Pulling weather data into excel in bulk

92 Views Asked by At

We have a government source of weather data at https://climate.weather.gc.ca/historical_data/search_historic_data_e.html

I go and search for the station I want and then get to hourly data. It shows me one day worth, but will let me download the whole month as a csv. However, I am hoping to download or get many years of hourly data for the specific station. I would like to not do this one month at a time. I was wondering if anyone has insight on how to efficiently do this?

There is a section for get more data: https://collaboration.cmc.ec.gc.ca/cmc/climate/Get_More_Data_Plus_de_donnees/ but I am not well versed enough to fully understand how to use this and then what is the best way to get it into excel format.

Thanks!!

I'm not sure how to pull more than the one month csv file which is what I have tried so far.

1

There are 1 best solutions below

0
On

The site says

Hourly data interval:

for year in seq 1998 2008;do for month in seq 1 12;do wget --content-disposition "https://climate.weather.gc.ca/climate_data/bulk_data_e.html?format=csv&stationID=1706&Year=${year}&Month=${month}&Day=14&timeframe=1&submit=Download+Data"

So the server will only give one month per request. However, if we can make a table of years and months (as numbers) then we can make a list of urls and have PowerQuery get them all!

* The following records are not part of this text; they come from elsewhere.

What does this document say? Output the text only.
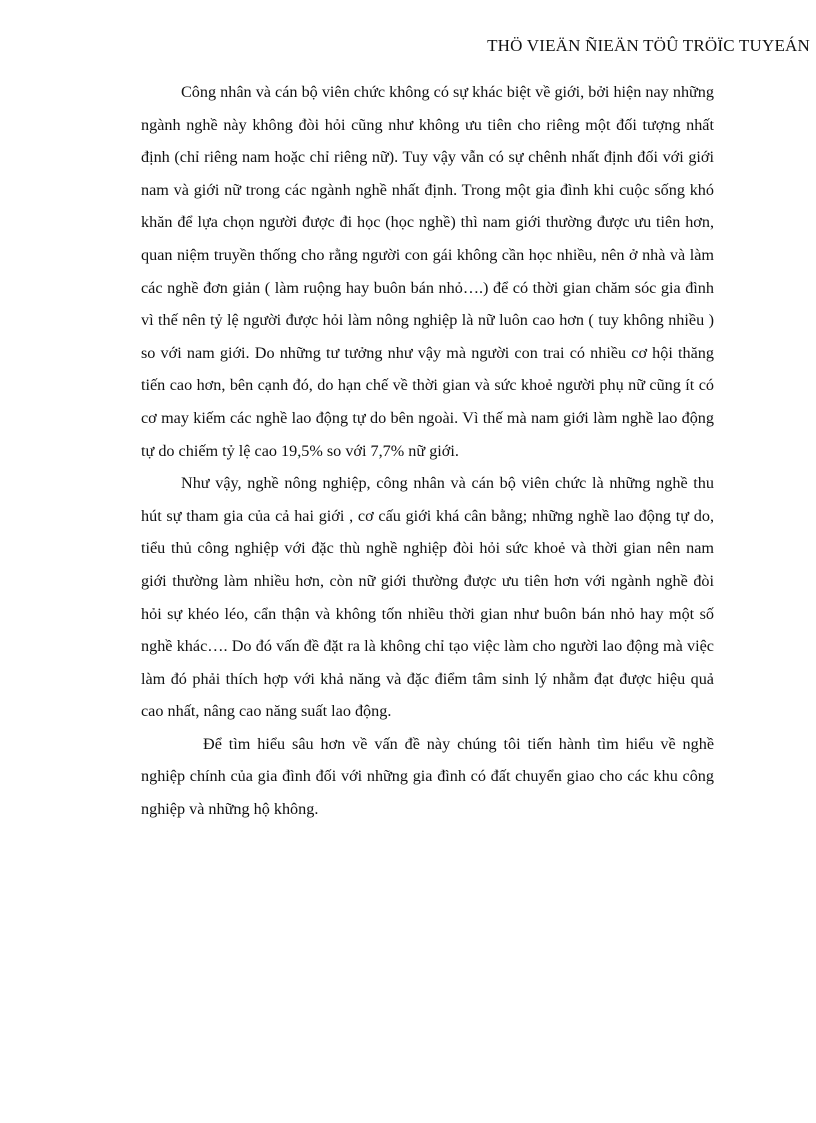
THÖ VIEÄN ÑIEÄN TÖÛ TRÖÏC TUYEÁN

Công nhân và cán bộ viên chức không có sự khác biệt về giới, bởi hiện nay những ngành nghề này không đòi hỏi cũng như không ưu tiên cho riêng một đối tượng nhất định (chỉ riêng nam hoặc chỉ riêng nữ). Tuy vậy vẫn có sự chênh nhất định đối với giới nam và giới nữ trong các ngành nghề nhất định. Trong một gia đình khi cuộc sống khó khăn để lựa chọn người được đi học (học nghề) thì nam giới thường được ưu tiên hơn, quan niệm truyền thống cho rằng người con gái không cần học nhiều, nên ở nhà và làm các nghề đơn giản ( làm ruộng hay buôn bán nhỏ….) để có thời gian chăm sóc gia đình vì thế nên tỷ lệ người được hỏi làm nông nghiệp là nữ luôn cao hơn ( tuy không nhiều ) so với nam giới. Do những tư tưởng như vậy mà người con trai có nhiều cơ hội thăng tiến cao hơn, bên cạnh đó, do hạn chế về thời gian và sức khoẻ người phụ nữ cũng ít có cơ may kiếm các nghề lao động tự do bên ngoài. Vì thế mà nam giới làm nghề lao động tự do chiếm tỷ lệ cao 19,5% so với 7,7% nữ giới.

Như vậy, nghề nông nghiệp, công nhân và cán bộ viên chức là những nghề thu hút sự tham gia của cả hai giới , cơ cấu giới khá cân bằng; những nghề lao động tự do, tiểu thủ công nghiệp với đặc thù nghề nghiệp đòi hỏi sức khoẻ và thời gian nên nam giới thường làm nhiều hơn, còn nữ giới thường được ưu tiên hơn với ngành nghề đòi hỏi sự khéo léo, cẩn thận và không tốn nhiều thời gian như buôn bán nhỏ hay một số nghề khác…. Do đó vấn đề đặt ra là không chỉ tạo việc làm cho người lao động mà việc làm đó phải thích hợp với khả năng và đặc điểm tâm sinh lý nhằm đạt được hiệu quả cao nhất, nâng cao năng suất lao động.

Để tìm hiểu sâu hơn về vấn đề này chúng tôi tiến hành tìm hiểu về nghề nghiệp chính của gia đình đối với những gia đình có đất chuyển giao cho các khu công nghiệp và những hộ không.
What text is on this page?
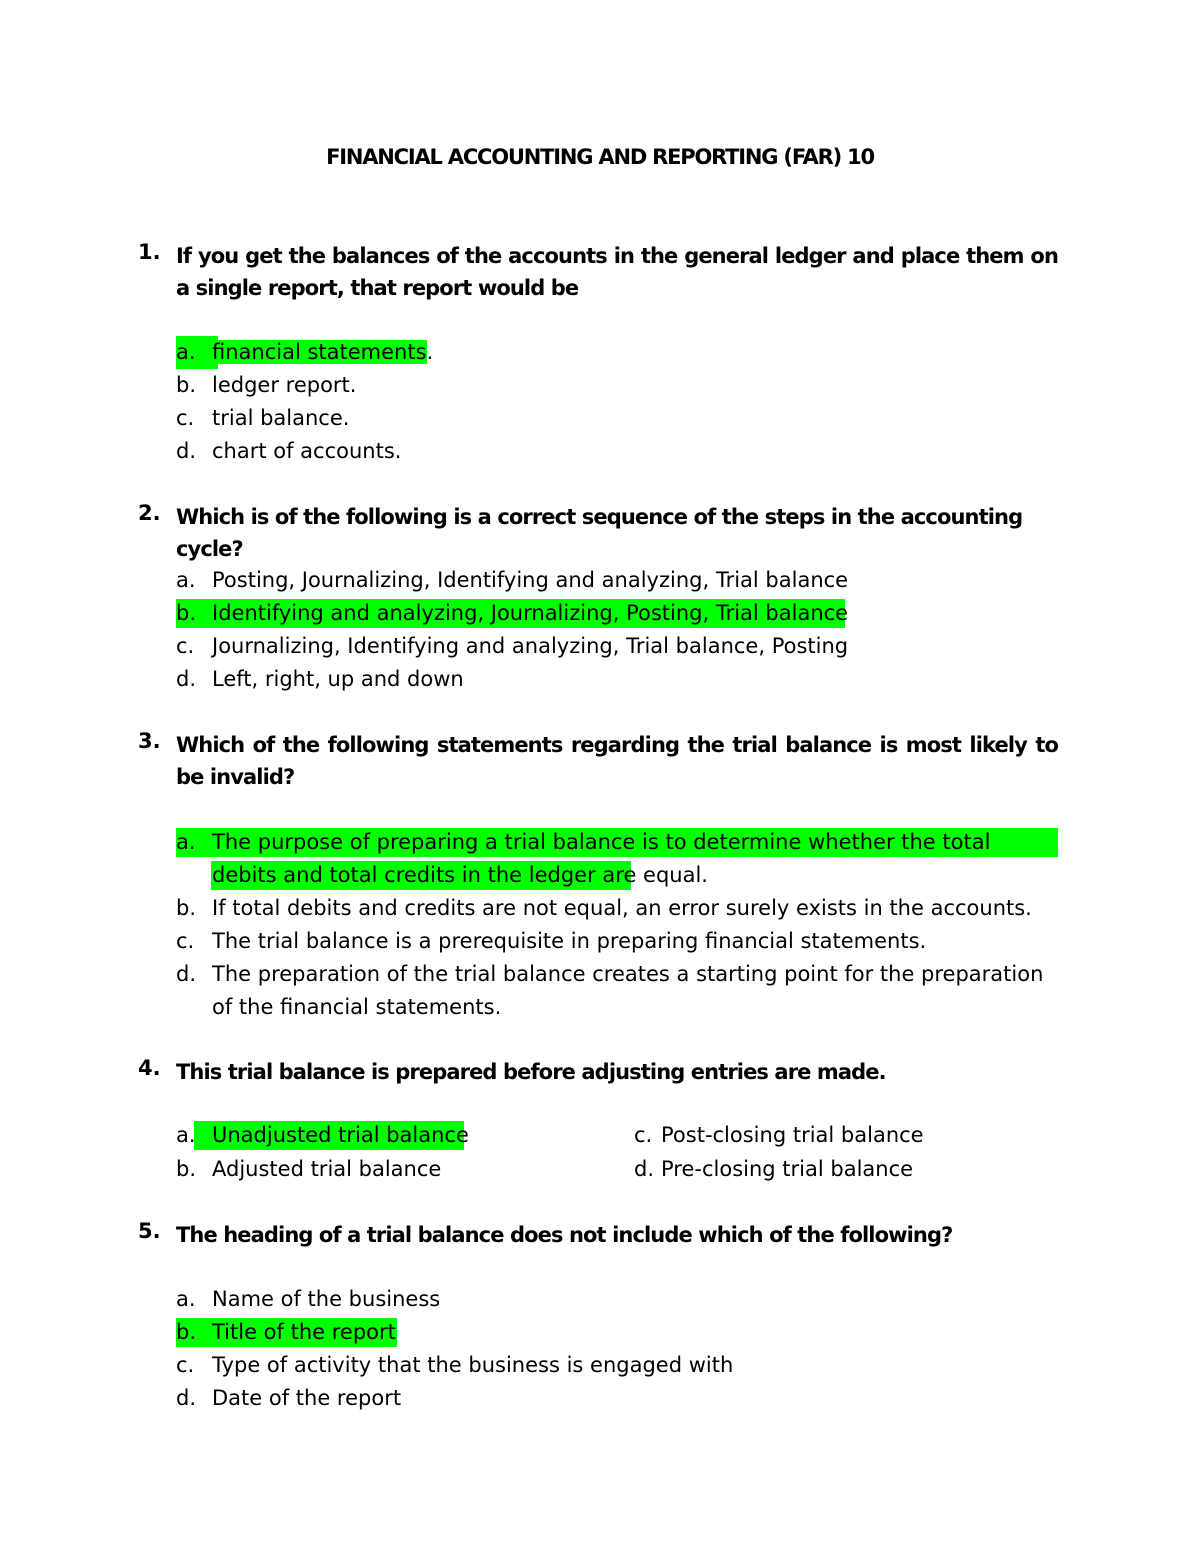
FINANCIAL ACCOUNTING AND REPORTING (FAR) 10
1. If you get the balances of the accounts in the general ledger and place them on a single report, that report would be
a. financial statements.
b. ledger report.
c. trial balance.
d. chart of accounts.
2. Which is of the following is a correct sequence of the steps in the accounting cycle?
a. Posting, Journalizing, Identifying and analyzing, Trial balance
b. Identifying and analyzing, Journalizing, Posting, Trial balance
c. Journalizing, Identifying and analyzing, Trial balance, Posting
d. Left, right, up and down
3. Which of the following statements regarding the trial balance is most likely to be invalid?
a. The purpose of preparing a trial balance is to determine whether the total debits and total credits in the ledger are equal.
b. If total debits and credits are not equal, an error surely exists in the accounts.
c. The trial balance is a prerequisite in preparing financial statements.
d. The preparation of the trial balance creates a starting point for the preparation of the financial statements.
4. This trial balance is prepared before adjusting entries are made.
a. Unadjusted trial balance
b. Adjusted trial balance
c. Post-closing trial balance
d. Pre-closing trial balance
5. The heading of a trial balance does not include which of the following?
a. Name of the business
b. Title of the report
c. Type of activity that the business is engaged with
d. Date of the report
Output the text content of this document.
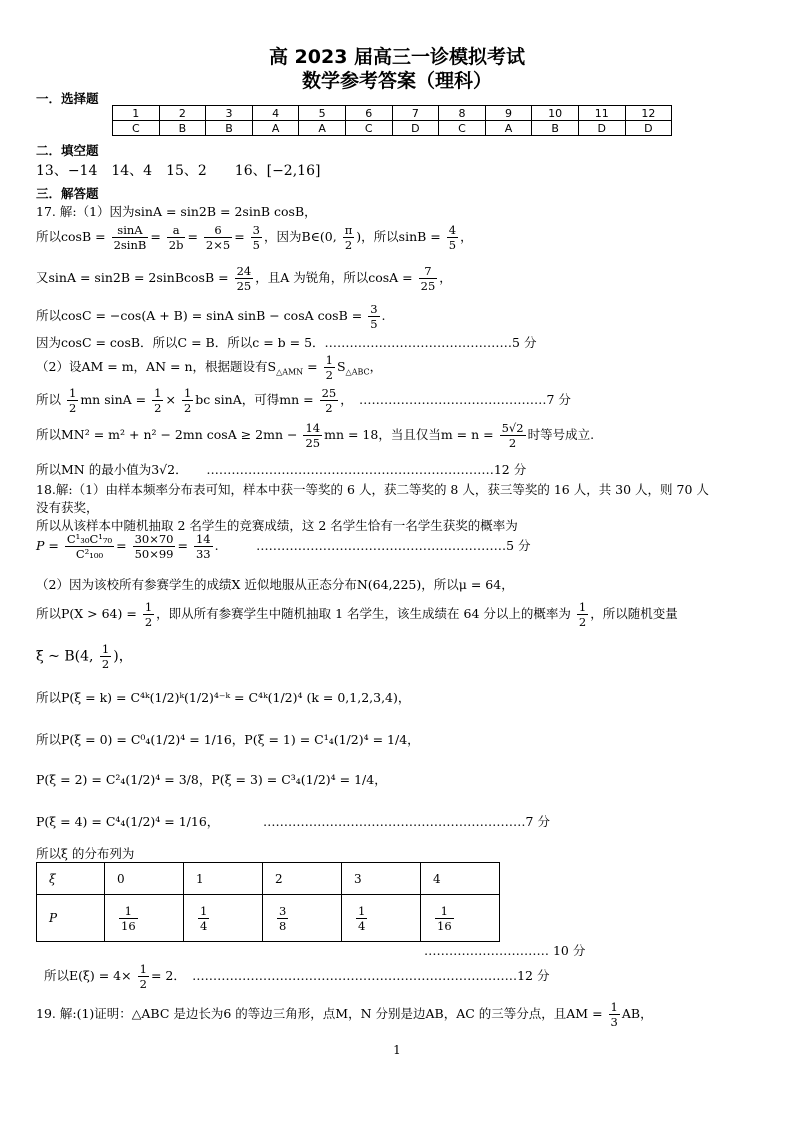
高 2023 届高三一诊模拟考试
数学参考答案（理科）
一．选择题
1	2	3	4	5	6	7	8	9	10	11	12
C	B	B	A	A	C	D	C	A	B	D	D
二．填空题
13、−14　14、4　15、2　　16、[−2,16]
三．解答题
17. 解:（1）因为sinA = sin2B = 2sinB cosB，
所以$\cos B = \frac{\sin A}{2\sin B} = \frac{a}{2b} = \frac{6}{2\times 5} = \frac{3}{5}$ ，因为B∈(0, $\frac{\pi}{2}$ )，所以$\sin B = \frac{4}{5}$ ，
又sinA = sin2B = 2sinBcosB = $\frac{24}{25}$ ，且A 为锐角，所以$\cos A = \frac{7}{25}$ ，
所以cosC = −cos(A + B) = sinA sinB − cosA $\cos B = \frac{3}{5}$ .
因为cosC = cosB．所以C = B．所以c = b = 5．………………………………………5 分
（2）设AM = m，AN = n，根据题设有$S_{\triangle AMN} = \frac{1}{2} S_{\triangle ABC}$，
所以 $\frac{1}{2}$ mn $\sin A = \frac{1}{2} \times \frac{1}{2}$ bc sinA，可得mn = $\frac{25}{2}$ ，　………………………………………7 分
所以MN² = m² + n² − 2mn $\cos A \ge 2mn - \frac{14}{25}$ mn = 18，当且仅当$m = n = \frac{5√2}{2}$ 时等号成立.
所以MN 的最小值为3√2．　　……………………………………………………………12 分
18.解:（1）由样本频率分布表可知，样本中获一等奖的 6 人，获二等奖的 8 人，获三等奖的 16 人，共 30 人，则 70 人
没有获奖，
所以从该样本中随机抽取 2 名学生的竞赛成绩，这 2 名学生恰有一名学生获奖的概率为
$P = \frac{\text{C¹₃₀C¹₇₀}}{\text{C²₁₀₀}} = \frac{30\times 70}{50\times 99} = \frac{14}{33}$ .　　　……………………………………………………5 分
（2）因为该校所有参赛学生的成绩X 近似地服从正态分布N(64,225)，所以μ = 64，
所以$P(X > 64) = \frac{1}{2}$ ，即从所有参赛学生中随机抽取 1 名学生，该生成绩在 64 分以上的概率为 $\frac{1}{2}$ ，所以随机变量
ξ ~ B(4, $\frac{1}{2}$ )，
所以P(ξ = k) = C⁴ᵏ(1/2)ᵏ(1/2)⁴⁻ᵏ = C⁴ᵏ(1/2)⁴ (k = 0,1,2,3,4)，
所以P(ξ = 0) = C⁰₄(1/2)⁴ = 1/16，P(ξ = 1) = C¹₄(1/2)⁴ = 1/4，
P(ξ = 2) = C²₄(1/2)⁴ = 3/8，P(ξ = 3) = C³₄(1/2)⁴ = 1/4，
P(ξ = 4) = C⁴₄(1/2)⁴ = 1/16，　　　　………………………………………………………7 分
所以ξ 的分布列为
ξ	0	1	2	3	4
P	$\frac{1}{16}$	$\frac{1}{4}$	$\frac{3}{8}$	$\frac{1}{4}$	$\frac{1}{16}$
………………………… 10 分
所以$E(\xi) = 4\times \frac{1}{2} = 2$．　……………………………………………………………………12 分
19. 解:(1)证明：△ABC 是边长为6 的等边三角形，点M，N 分别是边AB，AC 的三等分点，且AM = $\frac{1}{3}$ AB，
1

So let's say you want to get 5 years of data starting with November 2001. We can get the URL per month with a query like...

let
  StartDate = #date(2001, 11, 1),
  Years = 5,
  Dates = #table(
    type table [Date=date],
    {List.Dates(
      StartDate,
      Years * 12, //months
      #duration(0,1,0,0,0,0)
    )}
  ),
  #"Added Year" = Table.AddColumn(
    Dates,
    "Year",
    each Date.Year([Date]),
    Int64.Type
  ),
  #"Added Month" = Table.AddColumn(
    #"Added Year",
    "Month",
    each Date.Month([Date]),
    Int64.Type
  ),
  #"Added Day" = Table.AddColumn(
    #"Added Month",
    "Day",
    each Date.Day([Date]),
    Int64.Type
  ),
  #"URLs" = Table.TransformRows(
    #"Added Day",
    each
      "https://climate.weather.gc.ca/climate_data/bulk_data_e.html?format=csv&stationID=1706&Year=" &
      Text.From([Year]) &
      "&Month=" &
      Text.From([Month]) &
      "&Day=" &
      Text.From([Day]) &
      "&timeframe=1&submit=Download+Data"
  )
in
  #"URLs"

If you called that query "URLs", and then create a function query called "fCsvFromUrl" with code like

(URL as text) as table =>
let
  ToBinary = Web.Content(URL),
  ToText = Binary.ToText(ToBinary),
  ToTable = Csv.Document(ToText),
  #"Promoted Headers" = Table.PromoteHeaders(ToTable)
in
  #""Promoted Headers"

Then the combined data would be:

let
  URLs = URLs,
  Responses = List.Transform(
    URLs,
    fCsvFromUrl
  ),
  Combined = Table.Combine(Responses)
in
  Combined

Now, I have not debugged any of this, but once you debug I believe this will work!